Elaine Wynn Disappointed By Ouster, But Says Fight Was Worth It
Elaine Wynn has lost her battle to stay on the board of the company she co-founded with ex-husband Steve Wynn.
Wynn Resorts Ltd. shareholders made the decision during an annual meeting at the Encore Las Vegas Friday morning. Steve Friess, who wrote about the meeting for The New York Times, told KNPR’s State of Nevada John J. Hagenbuch and J. Edward Virtue were elected to the seven-member board.
Elaine Wynn admitted she was disappointed with the vote, but as one of the largest shareholders, she will continue to look to improve the company. Wynn had been a company director since 2002.
Freiss said Wynn will still be the third largest shareholder in Wynn Resorts.
“What this has all been about … is that Elaine want more control over her assets,” Friess told KNPR. “She wants to sell as much of it as she wants and the company doesn’t want that because there is a potential if she sells too much of the stock someone could take control of the company from Steve.”
The board’s governance committee decided in March to eliminate her seat and endorse the two other incumbent board members. Wynn Resorts said they took the step because her recent actions were not in the best interest of the gaming company.
Among the concerns was Wynn’s lawsuit against her ex-husband seeking to be released from a shareholder agreement, which requires Steve Wynn’s permission for her to sell anything more than $10 million in stock a year.
The shareholder agreement was part of the couple’s 2010 divorce, in which Elaine Wynn received half of her husband’s shares in the company. She is suing for the right to liquidate as much of her assets as she wanted.
Meanwhile, when asked by a shareholder Friday when the Boston-area casino will open, Steve Wynn said the $1.6 billion resort-casino in Everett, Mass., “should open (by) the end of 2017.” The Massachusetts Gaming Commission in September choose Wynn Resorts over a locally backed project by Mohegan Sun at Suffolk Downs racetrack.

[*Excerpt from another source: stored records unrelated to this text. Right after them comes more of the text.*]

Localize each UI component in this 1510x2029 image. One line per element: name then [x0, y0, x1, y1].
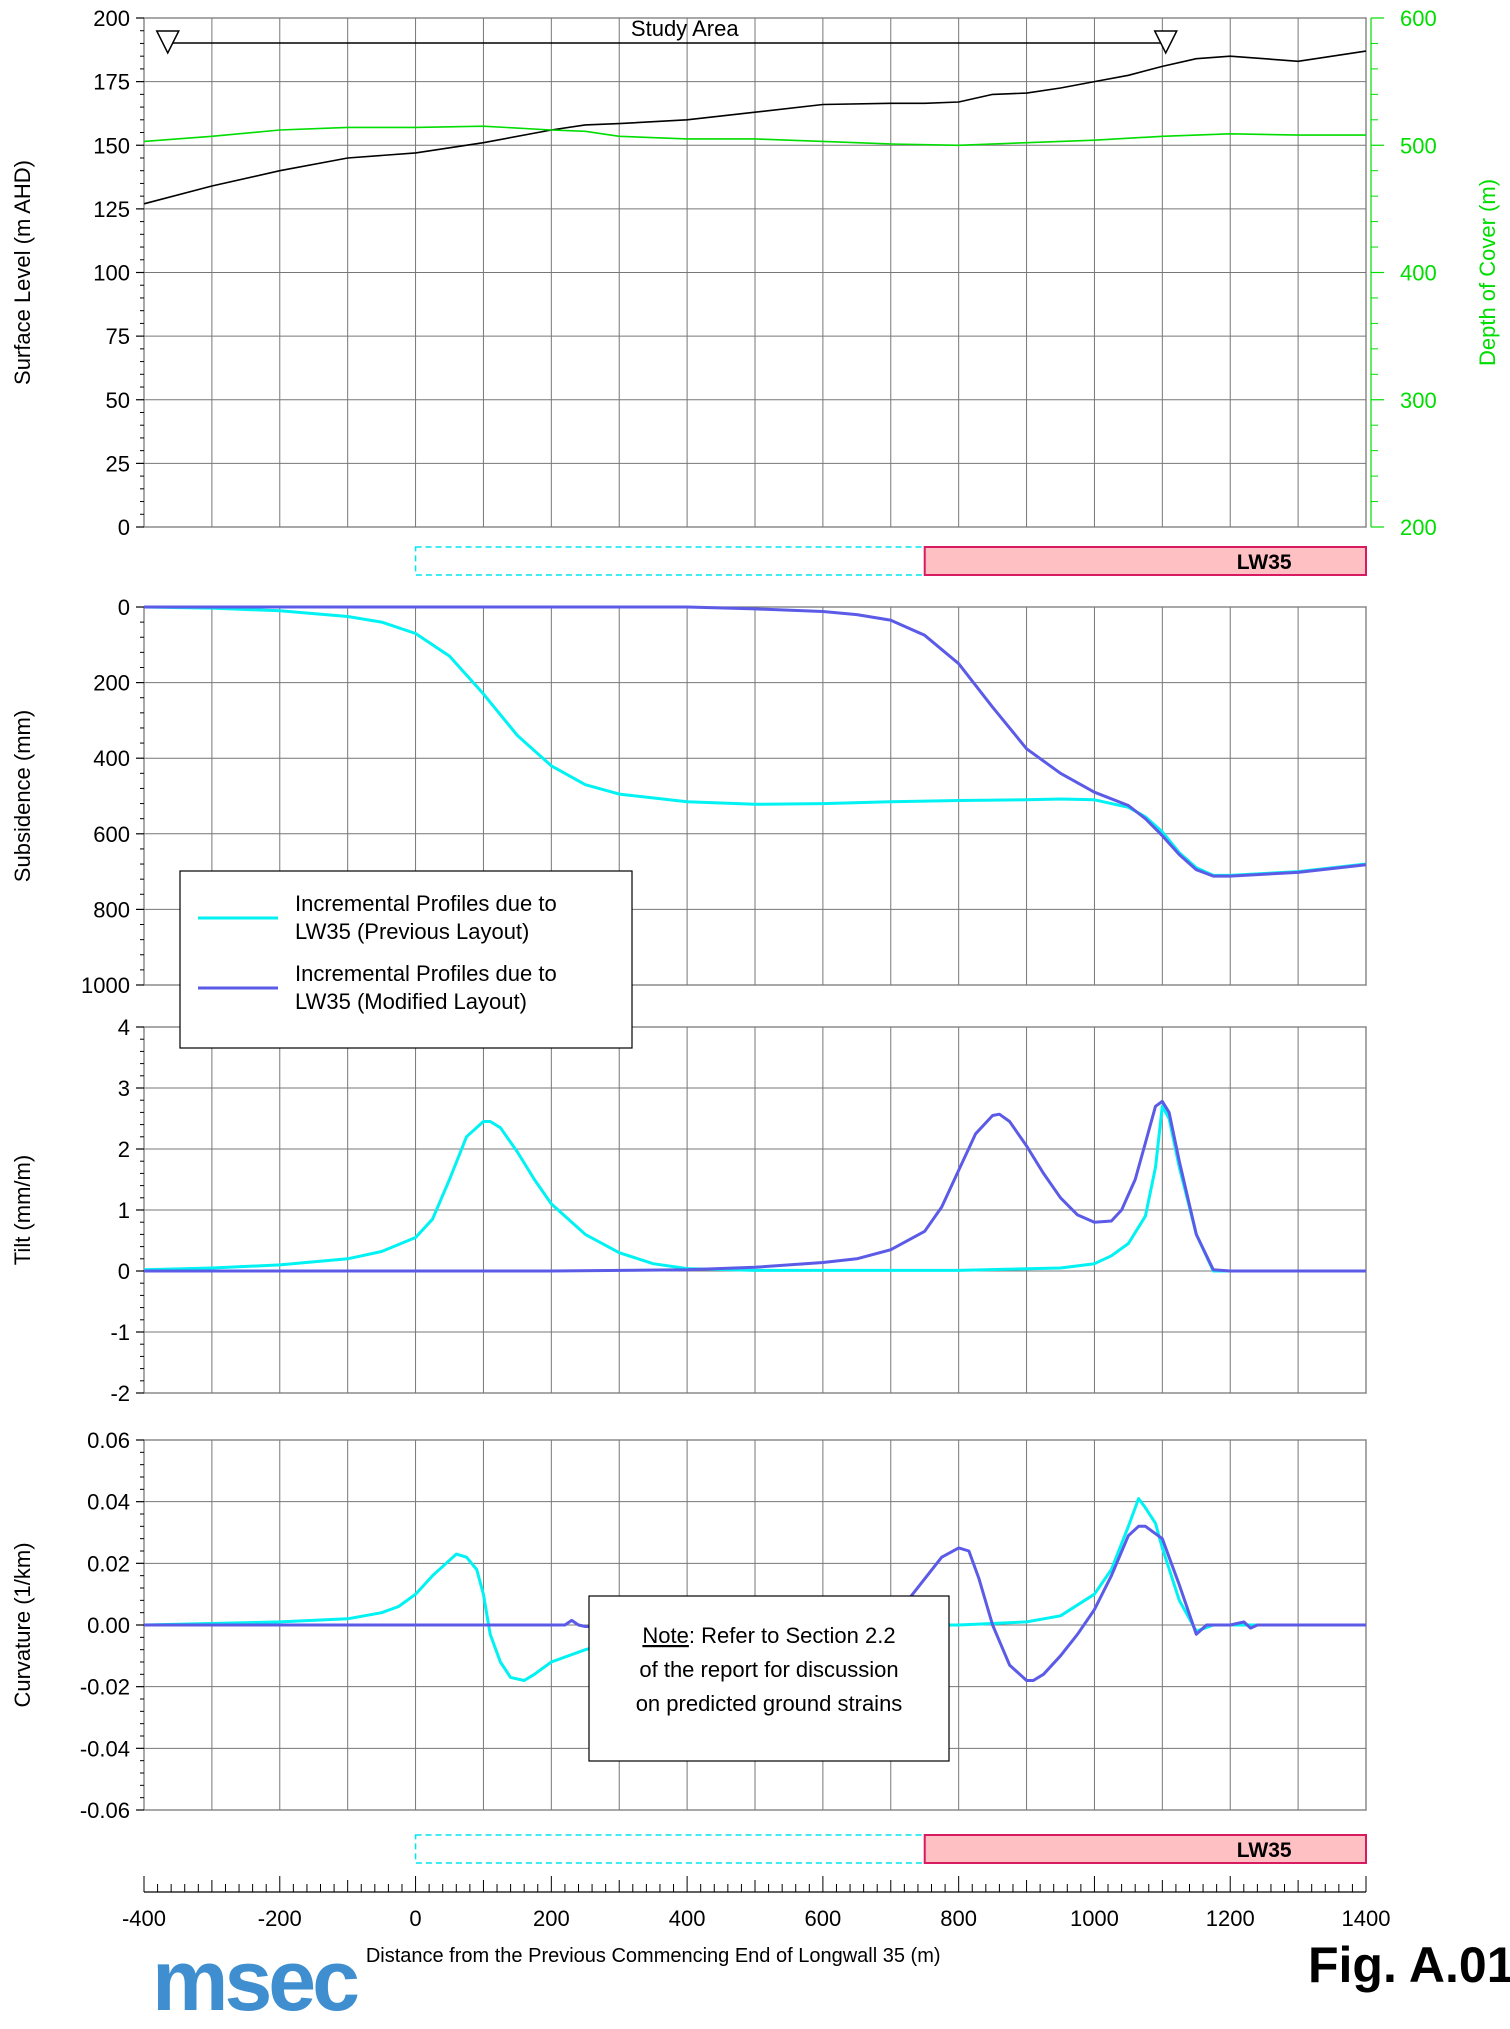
- y-tick-label: 0.02: [87, 1551, 130, 1576]
- lw35-panel: [923, 546, 1367, 576]
- legend-label-2: LW35 (Modified Layout): [295, 989, 527, 1014]
- y-tick-label: 400: [93, 746, 130, 771]
- right-axis-tick-label: 200: [1400, 515, 1437, 540]
- y-tick-label: 25: [106, 451, 130, 476]
- legend-label-1: LW35 (Previous Layout): [295, 919, 529, 944]
- note-heading: Note: [642, 1623, 688, 1648]
- y-tick-label: 200: [93, 6, 130, 31]
- previous-layout-panel-outline: [414, 1834, 926, 1864]
- lw35-label: LW35: [1237, 1839, 1292, 1862]
- y-axis-label: Subsidence (mm): [10, 710, 35, 882]
- series-line-tilt-1: [143, 1104, 1366, 1273]
- x-axis-label: Distance from the Previous Commencing En…: [366, 1945, 941, 1967]
- lw35-panel: [923, 1834, 1367, 1864]
- y-tick-label: -0.02: [80, 1675, 130, 1700]
- y-tick-label: 3: [118, 1076, 130, 1101]
- y-tick-label: -0.04: [80, 1736, 130, 1761]
- right-axis-tick-label: 600: [1400, 6, 1437, 31]
- y-tick-label: 0.00: [87, 1613, 130, 1638]
- series-line-surface-1: [143, 50, 1367, 205]
- y-tick-label: 0: [118, 595, 130, 620]
- y-tick-label: 600: [93, 822, 130, 847]
- y-tick-label: 175: [93, 70, 130, 95]
- y-tick-label: -2: [110, 1381, 130, 1406]
- note-line-3: on predicted ground strains: [636, 1691, 903, 1716]
- note-line-1: Note: Refer to Section 2.2: [642, 1623, 895, 1648]
- y-tick-label: 0: [118, 1259, 130, 1284]
- legend-box: [179, 870, 633, 1049]
- legend-label-2: Incremental Profiles due to: [295, 961, 557, 986]
- y-tick-label: 75: [106, 324, 130, 349]
- legend-label-1: Incremental Profiles due to: [295, 891, 557, 916]
- x-tick-label: 1000: [1070, 1906, 1119, 1931]
- y-tick-label: 125: [93, 197, 130, 222]
- msec-logo: msec: [152, 1933, 360, 2029]
- x-tick-label: 1400: [1342, 1906, 1391, 1931]
- y-tick-label: 0: [118, 515, 130, 540]
- y-tick-label: -1: [110, 1320, 130, 1345]
- y-axis-label: Surface Level (m AHD): [10, 160, 35, 385]
- y-axis-label: Curvature (1/km): [10, 1542, 35, 1707]
- y-tick-label: 2: [118, 1137, 130, 1162]
- y-tick-label: 100: [93, 261, 130, 286]
- x-tick-label: -200: [258, 1906, 302, 1931]
- right-axis-tick-label: 400: [1400, 261, 1437, 286]
- x-tick-label: 0: [409, 1906, 421, 1931]
- y-tick-label: 800: [93, 897, 130, 922]
- y-tick-label: 50: [106, 388, 130, 413]
- figure-label: Fig. A.01: [1308, 1937, 1510, 1993]
- x-tick-label: 1200: [1206, 1906, 1255, 1931]
- y-tick-label: 200: [93, 671, 130, 696]
- y-tick-label: 0.06: [87, 1428, 130, 1453]
- x-tick-label: 800: [940, 1906, 977, 1931]
- lw35-label: LW35: [1237, 551, 1292, 574]
- y-tick-label: 1: [118, 1198, 130, 1223]
- series-line-tilt-2: [144, 1099, 1366, 1273]
- note-line-1-text: : Refer to Section 2.2: [689, 1623, 896, 1648]
- x-tick-label: 200: [533, 1906, 570, 1931]
- right-axis-tick-label: 300: [1400, 388, 1437, 413]
- note-box: [588, 1595, 950, 1762]
- series-line-surface-2: [143, 125, 1366, 147]
- series-line-curvature-1: [143, 1497, 1366, 1682]
- y-tick-label: 150: [93, 133, 130, 158]
- right-axis-tick-label: 500: [1400, 133, 1437, 158]
- study-area-marker-triangle: [1153, 30, 1178, 55]
- x-tick-label: -400: [122, 1906, 166, 1931]
- study-area-label: Study Area: [631, 16, 739, 41]
- y-tick-label: 1000: [81, 973, 130, 998]
- y-tick-label: 0.04: [87, 1490, 130, 1515]
- study-area-marker-triangle: [155, 30, 180, 55]
- y-axis-label: Tilt (mm/m): [10, 1155, 35, 1265]
- series-line-subsidence-2: [144, 605, 1367, 878]
- y-tick-label: -0.06: [80, 1798, 130, 1823]
- x-tick-label: 600: [805, 1906, 842, 1931]
- note-line-2: of the report for discussion: [639, 1657, 898, 1682]
- x-tick-label: 400: [669, 1906, 706, 1931]
- y-tick-label: 4: [118, 1015, 130, 1040]
- right-axis-label: Depth of Cover (m): [1475, 179, 1500, 366]
- previous-layout-panel-outline: [414, 546, 926, 576]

Wynn Resorts will report its first quarter earnings on Tuesday after the market closes. A Union Gaming Research report issued Monday expects Wynn Resorts to post companywide revenue of $1.16 billion, with Las Vegas contributing $408 million and Macau generating $758.4 million.
“Like so many operators with operations in Macau and Las Vegas, we are expecting divergent performance, with Las Vegas improving as the market continues to be on the rise,” analyst Christopher Jones wrote in a research report. “This is in contrast to the well-documented softer performance from Macau, as the combination of a Chinese government corruption crackdown and growing pressure from a slowing Chinese economy, weighs on performance for all operators in the market.”
Jones expected an update on Tuesday’s conference call on progress with Wynn Palace, the company’s current development in the Cotai region of Macau. During a fourth quarter conference call. Wynn Resorts announced that “due to a softer allocation of labor, they expected the project to open in the second quarter of 2015 versus the first quarter” of next year.